Di rumah Semar Kudapawana di daerah Karang Tumaritis, Desa Pecantilan terdengar ribut-ribut bahwa Cepot pergi dari rumah. Ketika semar menanyakan kepada Dawala, ia hanya geleng-geleng kepala. Begitupun ibu Cepot, Dewi Sudiragen yang menangis tidak hentinya, merasakan kehilangan anak kesayangannya.

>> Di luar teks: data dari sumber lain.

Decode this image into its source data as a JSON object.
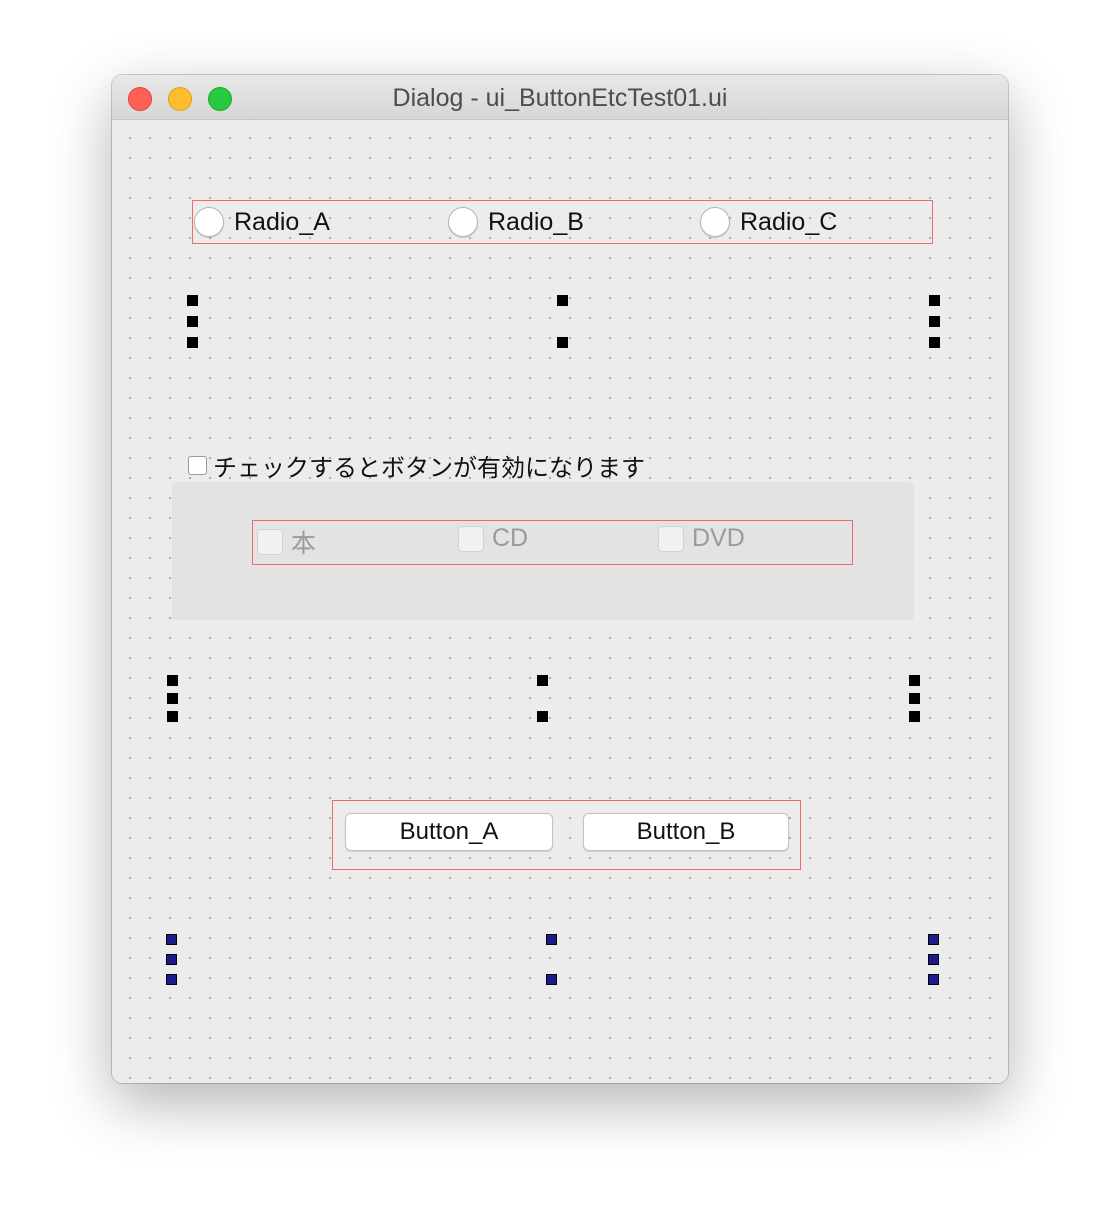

Selidik punya selidik, ternyata Cepot sedang mencari padepokan peguron untuk sabdaguru (menuntut ilmu), Cepot bercita-cita pengen jadi orang berpangkat seperti gusti Arjuna sebagai orang yang dianggap berhasil membangun negeri karena mengutamakan pendidikan. Memang peristiwa penting yang harus disorot dewasa ini adalah tentang maraknya penerimaan mahasiswa baru dibelbagai peguron. Seperti Peguron Sokalima pimpinan Rektor Dorna Begawan Sokalima, Peguron Tebala Suket pimpinan Begawan Wanayasa, Peguron Manikloka pimpinan Rektor Resi Manikmaya dan masih banyak peguron lain yang tak kalah bagusnya di Negara Amarta yang di pimpin Prabu Yudistira tersebut.

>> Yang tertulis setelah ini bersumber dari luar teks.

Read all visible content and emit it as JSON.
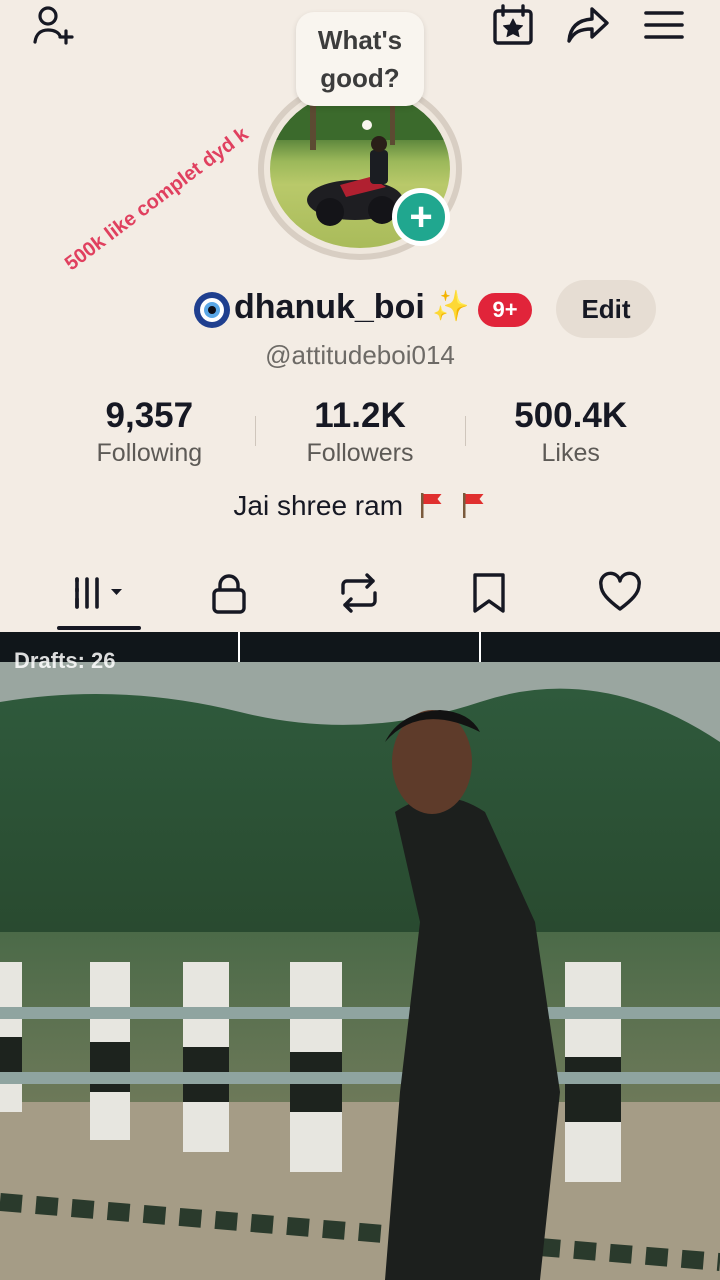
{
  "speech_bubble": {
    "text": "What's\ngood?"
  },
  "promo_text": "500k like complet dyd k",
  "profile": {
    "username": "dhanuk_boi",
    "sparkle": "✨",
    "notification_badge": "9+",
    "edit_label": "Edit",
    "handle": "@attitudeboi014",
    "bio": "Jai shree ram"
  },
  "stats": {
    "following": {
      "value": "9,357",
      "label": "Following"
    },
    "followers": {
      "value": "11.2K",
      "label": "Followers"
    },
    "likes": {
      "value": "500.4K",
      "label": "Likes"
    }
  },
  "grid": {
    "drafts_label": "Drafts: 26"
  },
  "colors": {
    "background": "#f3ece4",
    "accent_teal": "#20a78f",
    "badge_red": "#e1243a",
    "promo_pink": "#e0405f"
  },
  "icons": {
    "top_bar": [
      "add-friend-icon",
      "creator-calendar-icon",
      "share-icon",
      "menu-icon"
    ],
    "tabs": [
      "videos-grid-icon",
      "private-lock-icon",
      "reposts-icon",
      "favorites-bookmark-icon",
      "liked-heart-icon"
    ]
  }
}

Cepot yang pergi dari rumah satu tahun yang lalu, hanya berbekal peluit di tangannya, ia tidak minta uang saku dari Semar ayahnya, ataupun sebungkus nasi untuk bekal diperjalanan yang ia minta hanya doa dari Semar dan ibunya Dewi Sudiragen.
Berbekal peluit cepot mendapatkan uang yang sangat banyak dari jerih payahnya menjadi tukang palkir. Uangnya ia sisihkan untuk menabung demi cita-citanya masuk peguron yang di cita-citakan. Maklum, Cepot adalah satu dari sekian banyak orang yang tidak beruntung di Negeri Amarta. Ayah Cepot hanya berpenghasilan pas-pasan tidak cukup untuk membiayai sekolah anak-anaknya, bahkan untuk makan sehari-hatipun sangat sulit.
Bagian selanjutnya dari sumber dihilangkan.